In 1900, Bill and Percie Knowles, built Chico Warm Springs Hotel. The inn consisted of a 'plunge' pool and a full service dining area. Mr. Knowles operated the hotel until his death on April 22, 1910. This left the widow Percie Knowles in charge of the hotel operations. Under her guidance, the hotel continued to flourish. She hired a physician named Dr. George A. Townsend in June 1912 who promoted the healing properties of the thermal spring water that allegedly cured internal ailments such as kidney disease, as well as relieved rheumatism, and external ailments such as skin problems. The doctor's fame spread at such a rate that the resort needed additional boarding. By 1916, a hospital wing of 20 rooms was added on to the hotel.

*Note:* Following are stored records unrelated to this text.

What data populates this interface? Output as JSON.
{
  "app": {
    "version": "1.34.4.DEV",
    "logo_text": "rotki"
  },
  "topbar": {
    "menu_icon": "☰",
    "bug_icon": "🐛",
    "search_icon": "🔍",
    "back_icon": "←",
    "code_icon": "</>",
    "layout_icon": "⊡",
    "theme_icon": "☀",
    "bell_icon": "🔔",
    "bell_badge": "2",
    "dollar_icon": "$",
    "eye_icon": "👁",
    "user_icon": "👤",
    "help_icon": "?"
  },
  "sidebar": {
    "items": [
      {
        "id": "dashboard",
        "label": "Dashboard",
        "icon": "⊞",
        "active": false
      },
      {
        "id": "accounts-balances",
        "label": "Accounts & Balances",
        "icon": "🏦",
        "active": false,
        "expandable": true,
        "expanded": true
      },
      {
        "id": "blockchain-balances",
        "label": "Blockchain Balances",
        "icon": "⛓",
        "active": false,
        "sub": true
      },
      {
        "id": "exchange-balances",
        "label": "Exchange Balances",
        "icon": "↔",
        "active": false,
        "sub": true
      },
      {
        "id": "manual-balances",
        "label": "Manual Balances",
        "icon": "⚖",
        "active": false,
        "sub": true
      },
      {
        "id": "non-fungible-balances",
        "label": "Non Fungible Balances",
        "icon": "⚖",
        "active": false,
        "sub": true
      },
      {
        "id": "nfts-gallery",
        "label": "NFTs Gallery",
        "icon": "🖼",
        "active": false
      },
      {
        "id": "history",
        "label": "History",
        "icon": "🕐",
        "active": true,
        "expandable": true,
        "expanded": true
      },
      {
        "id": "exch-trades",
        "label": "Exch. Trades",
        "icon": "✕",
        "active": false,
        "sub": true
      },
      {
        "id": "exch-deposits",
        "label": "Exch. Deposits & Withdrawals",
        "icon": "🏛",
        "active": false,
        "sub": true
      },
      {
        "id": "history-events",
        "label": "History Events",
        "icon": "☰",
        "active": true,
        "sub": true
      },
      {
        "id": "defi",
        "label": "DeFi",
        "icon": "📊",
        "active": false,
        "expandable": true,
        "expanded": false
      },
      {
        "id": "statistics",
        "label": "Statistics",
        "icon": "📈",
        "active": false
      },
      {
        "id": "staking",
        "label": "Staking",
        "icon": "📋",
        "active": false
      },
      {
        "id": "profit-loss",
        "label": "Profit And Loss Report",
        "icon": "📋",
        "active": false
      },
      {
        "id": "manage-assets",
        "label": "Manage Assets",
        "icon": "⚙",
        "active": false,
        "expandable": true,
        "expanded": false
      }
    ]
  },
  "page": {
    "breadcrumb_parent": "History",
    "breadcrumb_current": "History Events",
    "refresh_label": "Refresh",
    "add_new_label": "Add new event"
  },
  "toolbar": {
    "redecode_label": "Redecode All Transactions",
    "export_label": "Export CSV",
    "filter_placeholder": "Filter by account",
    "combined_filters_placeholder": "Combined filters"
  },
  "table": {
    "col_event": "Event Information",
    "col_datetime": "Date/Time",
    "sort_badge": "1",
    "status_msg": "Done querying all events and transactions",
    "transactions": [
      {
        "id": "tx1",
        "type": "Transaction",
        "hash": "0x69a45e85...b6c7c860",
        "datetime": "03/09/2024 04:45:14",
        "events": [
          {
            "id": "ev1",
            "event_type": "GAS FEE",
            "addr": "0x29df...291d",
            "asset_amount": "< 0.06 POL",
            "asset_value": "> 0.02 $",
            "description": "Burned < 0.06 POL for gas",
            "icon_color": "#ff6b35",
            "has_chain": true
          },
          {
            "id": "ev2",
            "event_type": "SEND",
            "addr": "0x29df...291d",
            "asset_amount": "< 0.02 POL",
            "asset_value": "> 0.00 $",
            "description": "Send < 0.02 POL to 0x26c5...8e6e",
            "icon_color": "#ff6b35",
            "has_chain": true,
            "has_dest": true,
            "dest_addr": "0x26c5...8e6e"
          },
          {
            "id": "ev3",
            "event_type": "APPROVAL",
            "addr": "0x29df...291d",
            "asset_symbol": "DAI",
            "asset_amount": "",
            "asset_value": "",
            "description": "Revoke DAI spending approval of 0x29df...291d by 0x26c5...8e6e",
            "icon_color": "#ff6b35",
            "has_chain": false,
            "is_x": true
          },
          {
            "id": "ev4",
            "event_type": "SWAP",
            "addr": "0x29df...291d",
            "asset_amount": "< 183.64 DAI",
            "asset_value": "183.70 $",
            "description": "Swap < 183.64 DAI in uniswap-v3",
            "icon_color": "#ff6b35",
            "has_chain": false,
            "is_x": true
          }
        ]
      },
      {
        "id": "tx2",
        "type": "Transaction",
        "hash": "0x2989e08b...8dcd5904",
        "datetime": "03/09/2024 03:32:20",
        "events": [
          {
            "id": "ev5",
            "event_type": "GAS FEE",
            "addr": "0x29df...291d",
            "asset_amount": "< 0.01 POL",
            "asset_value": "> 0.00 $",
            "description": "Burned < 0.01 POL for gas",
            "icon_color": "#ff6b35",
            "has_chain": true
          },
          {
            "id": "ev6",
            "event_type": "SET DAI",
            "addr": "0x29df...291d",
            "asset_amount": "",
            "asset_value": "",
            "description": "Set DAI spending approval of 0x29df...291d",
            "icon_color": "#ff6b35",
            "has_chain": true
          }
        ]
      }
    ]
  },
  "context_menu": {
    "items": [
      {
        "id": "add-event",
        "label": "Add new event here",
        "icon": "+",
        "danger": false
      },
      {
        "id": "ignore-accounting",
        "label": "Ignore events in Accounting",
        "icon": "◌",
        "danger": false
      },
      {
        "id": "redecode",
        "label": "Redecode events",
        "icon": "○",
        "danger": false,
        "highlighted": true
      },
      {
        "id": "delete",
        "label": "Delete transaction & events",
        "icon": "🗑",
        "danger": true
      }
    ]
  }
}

On July 1, 1925, Dr. Townsend left his services at the Hot Springs behind, leaving Mrs. Knowles to run the hotel on her own. By the early 1930s, the hospital wing had been torn down due to decreasing business at the hotel. These challenging times took their toll on Mrs. Knowles' health, and she left the operations in the late 1930s. She was diagnosed with mental illness and sent to a state hospital where she died. Her son Radbourne and his wife Agnes Sophia took over the business. They sold the business in 1948. In the years following, the property became a guest ranch, road house, church camp, as well as other uses.

== Current times ==
As of 2026, Many of Chico's original buildings are remarkably well-intact, including the 1900 inn and it's early additions. Owners Mike and Eve Art bought the property in 1973 and worked tirelessly to grow and improve the business. They won acclaim as innkeepers and are credited with turning Chico into a successful, year-round resort. Some of the newer buildings consist of modern looking cabins and suites. During the years the Arts owned the property there were several famous guests including Steve McQueen, Ali MacGraw, Dennis Quaid, Jeff Bridges and George McGovern. The organic garden produces fresh herbs and vegetables year round from "the geothermally heated greenhouse, built in 1996." In 2015, the Arts sold Chico to the manager Colin Davis.

In June 2014 officials from the Department of Environmental Quality detected a groundwater seep from a hillside near the resort. To mitigate the possibility of pathogens from the surface water seep entering the aquifer water, they issued a boil water order. A filtration system was installed for drinking water, and the seep did not seem to affect the hot springs water quality.